Thank you for your answers.
 
If Customer is just a blob of values and isInCredit() is just a getter, then there might not be much point in mocking.

What happens when the order is processed? Does the state of the Customer change?
 
Ok! Oversimplified examples don't serve well to explain my point.

I'll try to find better, real-world, examples.

Thank you again, Steve
 
Thanks for contributing. Always glad to discuss.
 
Interesting post.

I'm also interested in how to use interaction testing as a design approach specifically for a (DDD) domain model.

In addition to Lusimi's example the one from the BDD site:

http://behaviour-driven.org/BehaviourDrivenProgrammingExample

This shows (in DDD terms) a Service being tested and its dependencies being mocked.

Thats fine (though it only scratches the surface), and I'd probably test the service that way (probably with additional state tests).

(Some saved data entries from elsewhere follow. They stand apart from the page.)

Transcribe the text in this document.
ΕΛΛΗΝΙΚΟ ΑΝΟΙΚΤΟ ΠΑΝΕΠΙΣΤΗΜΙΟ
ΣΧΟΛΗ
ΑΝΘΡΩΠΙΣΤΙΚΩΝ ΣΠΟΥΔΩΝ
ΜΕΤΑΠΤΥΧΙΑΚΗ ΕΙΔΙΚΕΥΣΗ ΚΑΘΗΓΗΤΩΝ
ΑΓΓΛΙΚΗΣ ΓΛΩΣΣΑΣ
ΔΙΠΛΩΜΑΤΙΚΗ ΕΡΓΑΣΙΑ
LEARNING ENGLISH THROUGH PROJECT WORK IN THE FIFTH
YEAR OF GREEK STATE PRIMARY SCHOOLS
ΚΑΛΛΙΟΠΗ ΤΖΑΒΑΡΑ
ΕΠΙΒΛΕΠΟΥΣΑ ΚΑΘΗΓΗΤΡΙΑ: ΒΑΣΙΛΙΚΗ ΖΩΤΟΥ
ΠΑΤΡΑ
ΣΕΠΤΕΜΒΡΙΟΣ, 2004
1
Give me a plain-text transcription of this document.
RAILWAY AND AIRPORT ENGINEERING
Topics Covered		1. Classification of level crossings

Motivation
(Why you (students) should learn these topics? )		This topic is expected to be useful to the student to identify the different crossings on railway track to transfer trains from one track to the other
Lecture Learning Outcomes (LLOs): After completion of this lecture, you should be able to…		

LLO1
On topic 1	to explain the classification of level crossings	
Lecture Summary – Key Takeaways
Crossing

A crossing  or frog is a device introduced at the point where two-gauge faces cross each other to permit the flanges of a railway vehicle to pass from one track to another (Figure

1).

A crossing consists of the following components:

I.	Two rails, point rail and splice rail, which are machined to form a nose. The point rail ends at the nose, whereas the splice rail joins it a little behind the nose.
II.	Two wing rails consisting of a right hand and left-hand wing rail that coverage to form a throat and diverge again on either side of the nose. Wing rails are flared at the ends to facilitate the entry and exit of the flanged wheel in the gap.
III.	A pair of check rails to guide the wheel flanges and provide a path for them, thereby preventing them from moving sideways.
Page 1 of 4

However if we're using the tests as a design technique would we next define interface(s) for the roles the Account is playing here?
 
From what I've seen of the example, the Account is a role. We can't see the implementation from this test. This might not be a great name for a role since it's a little bit general, but then this is only a small case. For example, for safety, we might have separate roles for deposit-taking and withdrawing, both implemented eventually by an Account. The Transfer object would only be allowed to see the appropriate role for each collaborating object.